Все закипало во мне, а я, не знаю почему, силилась улыбаться этому ничтожеству. «Ты, Григорьевна, ничё не делай. Командуй! И смотри за ними, если чё заметишь, им не говори, мне доложи!» Так и сказал, гад: доложи. «Жди! Наложу тебе!» — со злом думаю в адрес Романовича. Ну до чего же обидно: на целине — и такая мразь! А как вывести?!
А вечером того дня, засветло еще, вышла во двор вешать постиранное белье, а оно враз коркой затвердело. А я в одном платьице и не чувствую холода. Вот климат! Днем было больше двадцати жары, а ночью — мороз. И это начало сентября!
Пришла наша чешская мебель
Широченную раздвижную койку не стали даже раскладывать, она и в собранном-то виде почти от стенки и до стенки место заняла. Спокойно вдвоем на ней помещаемся. А Лене сделали из ящика аккуратный топчанчик. Шкаф еле поместился. «Сундук» встал на кухоньке. Словом, наша мебель заняла все место, оставив лишь узенький (двоим не разминуться) проход к окошку.

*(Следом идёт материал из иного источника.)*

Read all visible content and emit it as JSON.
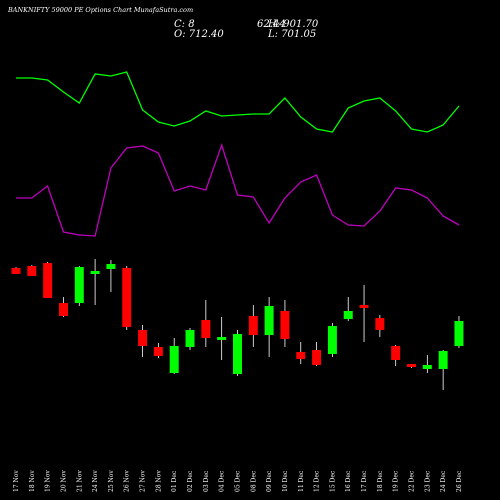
{
  "header": {
    "title": "BANKNIFTY 59000  PE Options  Chart MunafaSutra.com",
    "close_label": "C: 8",
    "high_label": "H: 901.70",
    "open_label": "O: 712.40",
    "low_label": "L: 701.05",
    "overprint": "62.44"
  },
  "colors": {
    "background": "#000000",
    "up": "#00ff00",
    "down": "#ff0000",
    "line_green": "#00ff00",
    "line_magenta": "#c000c0",
    "text": "#ffffff"
  },
  "chart_data": {
    "type": "candlestick",
    "categories": [
      "17 Nov",
      "18 Nov",
      "19 Nov",
      "20 Nov",
      "21 Nov",
      "24 Nov",
      "25 Nov",
      "26 Nov",
      "27 Nov",
      "28 Nov",
      "01 Dec",
      "02 Dec",
      "03 Dec",
      "04 Dec",
      "05 Dec",
      "08 Dec",
      "09 Dec",
      "10 Dec",
      "11 Dec",
      "12 Dec",
      "15 Dec",
      "16 Dec",
      "17 Dec",
      "18 Dec",
      "19 Dec",
      "22 Dec",
      "23 Dec",
      "24 Dec",
      "26 Dec"
    ],
    "series": [
      {
        "kind": "ohlc",
        "values": [
          {
            "x": "17 Nov",
            "o": 268,
            "h": 267,
            "l": 274,
            "c": 274
          },
          {
            "x": "18 Nov",
            "o": 266,
            "h": 265,
            "l": 276,
            "c": 276
          },
          {
            "x": "19 Nov",
            "o": 263,
            "h": 262,
            "l": 298,
            "c": 298
          },
          {
            "x": "20 Nov",
            "o": 303,
            "h": 297,
            "l": 317,
            "c": 316
          },
          {
            "x": "21 Nov",
            "o": 303,
            "h": 266,
            "l": 306,
            "c": 267
          },
          {
            "x": "24 Nov",
            "o": 274,
            "h": 259,
            "l": 305,
            "c": 271
          },
          {
            "x": "25 Nov",
            "o": 269,
            "h": 260,
            "l": 292,
            "c": 264
          },
          {
            "x": "26 Nov",
            "o": 268,
            "h": 266,
            "l": 330,
            "c": 327
          },
          {
            "x": "27 Nov",
            "o": 330,
            "h": 325,
            "l": 357,
            "c": 346
          },
          {
            "x": "28 Nov",
            "o": 347,
            "h": 343,
            "l": 358,
            "c": 356
          },
          {
            "x": "01 Dec",
            "o": 373,
            "h": 338,
            "l": 374,
            "c": 346
          },
          {
            "x": "02 Dec",
            "o": 347,
            "h": 328,
            "l": 350,
            "c": 330
          },
          {
            "x": "03 Dec",
            "o": 320,
            "h": 300,
            "l": 347,
            "c": 338
          },
          {
            "x": "04 Dec",
            "o": 340,
            "h": 317,
            "l": 360,
            "c": 337
          },
          {
            "x": "05 Dec",
            "o": 374,
            "h": 330,
            "l": 376,
            "c": 334
          },
          {
            "x": "08 Dec",
            "o": 316,
            "h": 305,
            "l": 347,
            "c": 335
          },
          {
            "x": "09 Dec",
            "o": 335,
            "h": 297,
            "l": 357,
            "c": 306
          },
          {
            "x": "10 Dec",
            "o": 311,
            "h": 300,
            "l": 347,
            "c": 339
          },
          {
            "x": "11 Dec",
            "o": 352,
            "h": 342,
            "l": 364,
            "c": 359
          },
          {
            "x": "12 Dec",
            "o": 350,
            "h": 342,
            "l": 366,
            "c": 365
          },
          {
            "x": "15 Dec",
            "o": 354,
            "h": 323,
            "l": 357,
            "c": 326
          },
          {
            "x": "16 Dec",
            "o": 319,
            "h": 297,
            "l": 321,
            "c": 311
          },
          {
            "x": "17 Dec",
            "o": 305,
            "h": 285,
            "l": 342,
            "c": 308
          },
          {
            "x": "18 Dec",
            "o": 318,
            "h": 315,
            "l": 337,
            "c": 330
          },
          {
            "x": "19 Dec",
            "o": 346,
            "h": 345,
            "l": 366,
            "c": 360
          },
          {
            "x": "22 Dec",
            "o": 364,
            "h": 364,
            "l": 368,
            "c": 367
          },
          {
            "x": "23 Dec",
            "o": 369,
            "h": 355,
            "l": 373,
            "c": 365
          },
          {
            "x": "24 Dec",
            "o": 369,
            "h": 350,
            "l": 390,
            "c": 351
          },
          {
            "x": "26 Dec",
            "o": 346,
            "h": 316,
            "l": 348,
            "c": 321
          }
        ]
      },
      {
        "kind": "line",
        "color": "#00ff00",
        "values": [
          78,
          78,
          80,
          92,
          103,
          74,
          76,
          72,
          110,
          122,
          126,
          121,
          111,
          116,
          115,
          114,
          114,
          98,
          117,
          129,
          132,
          108,
          101,
          98,
          111,
          129,
          132,
          125,
          106
        ]
      },
      {
        "kind": "line",
        "color": "#c000c0",
        "values": [
          198,
          198,
          186,
          232,
          235,
          236,
          168,
          148,
          146,
          153,
          191,
          186,
          190,
          145,
          195,
          197,
          223,
          198,
          182,
          175,
          215,
          225,
          226,
          211,
          188,
          190,
          198,
          216,
          225
        ]
      }
    ],
    "ylim_note": "values are read on an inverted vertical scale (larger = lower on screen)"
  }
}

Пришли соседи смотреть, потом девчата конторские, Саша Кеммер. Даже Анна Михайловна припожаловала на чешскую мебель глянуть. «Тля такой мепель ната фам тать пальшой кфартира», — сказала она, поселив надежду. Ну конечно же, мы тут временно, в этой конуре. Ведь специалистам, говорят, по целому финскому домику положено. Впрочем, хватило бы нам и половинки дома, как у Кеммеров.
Птичник и птичницы
Мне как зоотехнику-бригадиру дали лошадь, старого, нескладного мерина по кличке Мальчик. Утром иду в гараж совхозный, где и конюшня находится, запрягаю Мальчика в легкий тарантас и ленивой рысцой на ферму. А там какую только работу не делаю. Нет, птичниц собой не подменяю, делаю свою, бригадирскую. Сперва птицу просматриваю, потом вдвоем с Эльзой собираем в огромную корзину с крышкой больных, тех, что нахохленные сидят, с распухшими веками, с посиневшими или просто увядшими гребешками. Для больных отдельный закуток отгородили. Вкалываю им рыбий жир и антибиотики. Назавтра уже проявится, кому помогло. Большей части не помогает ничего… Каждый день выносим по несколько десятков павших. Но и так в арочниках все еще тесно. Каждый на три, от силы четыре тысячи рассчитан, а в них почти по пять тысяч несушек запихано. И от тесноты да еще от нехватки полноценных белковых кормов появляется каннибализм, то есть расклев… Начинают клевать слабых, сзади. Сначала до крови расклюют, а потом и кишки заживо повытаскивают. Бр-р-р.